Bloc Quebecois wounded by 'friendly fire'
Two days after criticizng the religious beliefs of a Conservative candidate as "out of touch with Quebec values", Gilles Duceppe is facing down a critical identity crisis within his party, as some senior Pequistes are wondering precisely what "Quebec values" really are.
"The leftist, ideological bric-a-brac (state interventionism, egalitarianism, pacifism, environmentalism, anti-Americanism) transforms itself, as if by alchemy, into ‘Quebec values' that we must defend furiously," wrote Jacques Brassard, a former Parti Quebecois minister. "The Bloc has thus become the twin of the NDP, that archaic Canadian socialist party."
"Sovereignty has more or less been put on the back burner. It's not discussed any more. The circumstances aren't suitable. But the fact remains that that's why the Bloc exists," Brassard wrote. "I'm sorry, but this does not suit me. I don't recognize myself in this party."
For his own part, Duceppe naturally disagrees with Brassard's assertions. "In a democracy there are people who belong to a family who do not necessarily agree with what happens in that family," Duceppe replied.

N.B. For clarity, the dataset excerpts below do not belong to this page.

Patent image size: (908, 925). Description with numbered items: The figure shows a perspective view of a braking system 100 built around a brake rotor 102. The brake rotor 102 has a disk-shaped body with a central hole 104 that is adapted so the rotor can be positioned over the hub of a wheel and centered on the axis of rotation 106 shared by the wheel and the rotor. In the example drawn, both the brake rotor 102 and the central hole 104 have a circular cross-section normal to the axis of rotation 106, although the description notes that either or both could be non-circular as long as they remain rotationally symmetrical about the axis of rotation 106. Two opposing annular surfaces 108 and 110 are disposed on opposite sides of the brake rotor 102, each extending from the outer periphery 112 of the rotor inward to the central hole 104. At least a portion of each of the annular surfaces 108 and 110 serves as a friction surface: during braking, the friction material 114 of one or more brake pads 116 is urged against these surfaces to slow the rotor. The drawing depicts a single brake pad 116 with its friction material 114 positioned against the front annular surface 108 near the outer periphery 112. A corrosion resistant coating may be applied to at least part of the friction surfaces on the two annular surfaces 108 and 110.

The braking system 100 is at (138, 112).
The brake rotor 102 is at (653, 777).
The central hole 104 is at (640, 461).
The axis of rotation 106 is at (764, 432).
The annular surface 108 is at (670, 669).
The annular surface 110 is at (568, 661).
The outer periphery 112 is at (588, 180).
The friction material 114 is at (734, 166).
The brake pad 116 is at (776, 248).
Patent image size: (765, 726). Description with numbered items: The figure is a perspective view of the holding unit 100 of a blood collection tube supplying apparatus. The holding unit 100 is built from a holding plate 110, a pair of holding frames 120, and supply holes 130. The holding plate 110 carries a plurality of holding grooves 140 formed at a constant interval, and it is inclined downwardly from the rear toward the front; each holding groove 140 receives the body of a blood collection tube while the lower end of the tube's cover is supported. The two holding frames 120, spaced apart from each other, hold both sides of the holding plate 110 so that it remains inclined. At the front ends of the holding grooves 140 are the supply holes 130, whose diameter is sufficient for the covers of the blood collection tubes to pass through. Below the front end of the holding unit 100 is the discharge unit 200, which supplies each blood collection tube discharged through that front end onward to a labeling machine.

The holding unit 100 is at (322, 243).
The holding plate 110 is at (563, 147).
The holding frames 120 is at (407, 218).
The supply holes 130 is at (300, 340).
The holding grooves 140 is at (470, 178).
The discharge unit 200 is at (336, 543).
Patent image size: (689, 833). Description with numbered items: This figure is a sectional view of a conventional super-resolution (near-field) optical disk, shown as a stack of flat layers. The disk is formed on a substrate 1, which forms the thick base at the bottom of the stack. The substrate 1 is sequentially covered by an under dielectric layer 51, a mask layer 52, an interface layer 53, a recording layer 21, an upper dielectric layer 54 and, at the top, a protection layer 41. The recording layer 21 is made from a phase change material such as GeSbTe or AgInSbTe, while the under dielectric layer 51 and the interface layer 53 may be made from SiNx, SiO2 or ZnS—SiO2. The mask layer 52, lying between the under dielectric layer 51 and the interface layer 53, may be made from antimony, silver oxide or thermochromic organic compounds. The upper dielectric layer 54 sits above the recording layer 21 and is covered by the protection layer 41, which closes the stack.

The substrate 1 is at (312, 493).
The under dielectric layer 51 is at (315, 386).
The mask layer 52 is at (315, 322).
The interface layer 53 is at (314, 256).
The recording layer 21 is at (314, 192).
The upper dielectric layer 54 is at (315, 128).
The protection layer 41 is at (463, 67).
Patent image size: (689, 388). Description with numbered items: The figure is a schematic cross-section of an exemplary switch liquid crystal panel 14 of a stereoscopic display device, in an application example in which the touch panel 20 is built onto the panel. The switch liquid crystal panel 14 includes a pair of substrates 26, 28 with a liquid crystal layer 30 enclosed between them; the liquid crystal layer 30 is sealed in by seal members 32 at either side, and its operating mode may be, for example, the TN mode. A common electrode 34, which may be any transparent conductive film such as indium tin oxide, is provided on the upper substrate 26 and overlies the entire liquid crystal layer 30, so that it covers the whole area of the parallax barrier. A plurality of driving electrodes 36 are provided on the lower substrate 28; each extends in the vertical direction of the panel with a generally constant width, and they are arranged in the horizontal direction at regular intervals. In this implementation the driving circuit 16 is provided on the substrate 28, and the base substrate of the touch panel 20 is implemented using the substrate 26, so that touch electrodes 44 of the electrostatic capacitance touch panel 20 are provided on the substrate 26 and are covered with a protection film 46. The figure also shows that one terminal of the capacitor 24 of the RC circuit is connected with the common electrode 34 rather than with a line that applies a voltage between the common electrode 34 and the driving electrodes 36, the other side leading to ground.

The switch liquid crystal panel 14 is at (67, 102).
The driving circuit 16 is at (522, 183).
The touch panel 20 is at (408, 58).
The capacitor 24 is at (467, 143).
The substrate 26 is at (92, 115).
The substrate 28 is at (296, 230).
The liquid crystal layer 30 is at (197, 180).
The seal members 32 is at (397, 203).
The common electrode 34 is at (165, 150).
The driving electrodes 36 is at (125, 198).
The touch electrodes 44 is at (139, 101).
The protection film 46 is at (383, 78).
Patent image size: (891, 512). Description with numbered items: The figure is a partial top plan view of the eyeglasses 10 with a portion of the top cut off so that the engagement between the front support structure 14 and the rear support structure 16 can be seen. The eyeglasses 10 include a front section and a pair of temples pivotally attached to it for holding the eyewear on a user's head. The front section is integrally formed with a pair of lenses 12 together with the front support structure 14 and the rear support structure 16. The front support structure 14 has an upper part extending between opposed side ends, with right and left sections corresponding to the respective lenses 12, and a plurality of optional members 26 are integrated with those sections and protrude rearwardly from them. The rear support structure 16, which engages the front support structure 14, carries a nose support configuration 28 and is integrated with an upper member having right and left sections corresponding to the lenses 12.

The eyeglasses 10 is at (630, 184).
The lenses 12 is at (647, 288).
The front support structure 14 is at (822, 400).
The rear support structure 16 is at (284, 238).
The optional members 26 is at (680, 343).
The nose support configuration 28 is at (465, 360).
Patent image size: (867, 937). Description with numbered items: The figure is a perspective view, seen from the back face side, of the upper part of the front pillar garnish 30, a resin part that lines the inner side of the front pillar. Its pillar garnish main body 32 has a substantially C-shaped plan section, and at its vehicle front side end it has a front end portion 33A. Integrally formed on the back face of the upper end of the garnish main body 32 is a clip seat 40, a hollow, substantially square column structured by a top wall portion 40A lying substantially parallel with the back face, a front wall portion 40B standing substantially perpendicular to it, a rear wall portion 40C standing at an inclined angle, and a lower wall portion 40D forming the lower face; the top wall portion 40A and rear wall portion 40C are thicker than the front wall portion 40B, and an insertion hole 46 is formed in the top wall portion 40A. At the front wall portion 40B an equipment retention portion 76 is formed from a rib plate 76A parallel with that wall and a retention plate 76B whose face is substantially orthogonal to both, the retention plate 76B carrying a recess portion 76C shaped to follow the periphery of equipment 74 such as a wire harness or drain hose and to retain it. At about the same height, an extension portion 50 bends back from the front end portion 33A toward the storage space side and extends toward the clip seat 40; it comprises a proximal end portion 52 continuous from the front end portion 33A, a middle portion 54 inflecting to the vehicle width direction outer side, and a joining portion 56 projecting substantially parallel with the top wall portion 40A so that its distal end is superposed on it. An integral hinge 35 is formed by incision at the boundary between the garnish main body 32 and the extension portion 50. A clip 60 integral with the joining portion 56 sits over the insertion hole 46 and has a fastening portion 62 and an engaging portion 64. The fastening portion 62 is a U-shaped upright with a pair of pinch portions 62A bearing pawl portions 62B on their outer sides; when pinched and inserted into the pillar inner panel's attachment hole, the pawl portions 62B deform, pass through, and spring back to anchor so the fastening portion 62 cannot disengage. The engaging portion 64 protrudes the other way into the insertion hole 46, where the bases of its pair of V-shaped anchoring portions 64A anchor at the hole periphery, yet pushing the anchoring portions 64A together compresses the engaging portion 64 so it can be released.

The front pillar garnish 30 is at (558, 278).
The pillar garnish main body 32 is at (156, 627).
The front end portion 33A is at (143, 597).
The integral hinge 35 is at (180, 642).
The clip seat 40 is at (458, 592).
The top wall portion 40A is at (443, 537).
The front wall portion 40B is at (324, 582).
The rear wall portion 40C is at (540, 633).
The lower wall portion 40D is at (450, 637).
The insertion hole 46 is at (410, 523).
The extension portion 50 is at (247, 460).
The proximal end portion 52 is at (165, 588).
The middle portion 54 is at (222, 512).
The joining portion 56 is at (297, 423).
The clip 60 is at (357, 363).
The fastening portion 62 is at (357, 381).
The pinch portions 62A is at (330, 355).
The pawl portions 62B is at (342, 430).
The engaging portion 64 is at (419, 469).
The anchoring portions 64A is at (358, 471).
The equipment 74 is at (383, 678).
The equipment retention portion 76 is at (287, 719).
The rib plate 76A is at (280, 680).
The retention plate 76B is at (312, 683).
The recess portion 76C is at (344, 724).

However, with Conservative party support rising in Quebec, Conservative trade minister Michael Fortier naturally rushed to take advantage of the situation, pointing out the Bloc's dismal record in Ottawa.
"Mr Duceppe cannot mention in all honesty a single achievement, a single real gain for Quebecers, which is attributable to the Bloc," Fortier announced. "Any municipal council accomplishes more in one year than the Bloc has in 18 years."
The Bloc's poor record and effective abandonment of the sovereignty issue may be to blame for the party's decreasing support. In the January 2006 federal election, they claimed 42% of the Quebec vote. With the 2008 balloting just over a month away, the party is poised to claim a mere 30%.
Brassard's comments come less than a month after an internal kerfuffle within the Bloc's provincial counterpart, the Parti Quebecois, as Francois Legault noted that the separatist cause in Quebec has suffered a significant setback.
All this being said, it would be premature to start writing off separatism as "dead", as Pierre Trudeau once did (to his own and nearly the entire country's chagrin), as University of Montreal political scientist Pierre Martin notes.
"All journalists should take the stories about the death of the Bloc and bury them. This is not going to happen as long as you have anywhere between a third and half of the electorate who claim to be 'sovereigntist' -- there will be a voice for that electorate," Martin said.
Separatism is far from dead. However, it's certainly in intensive care for at least the short term.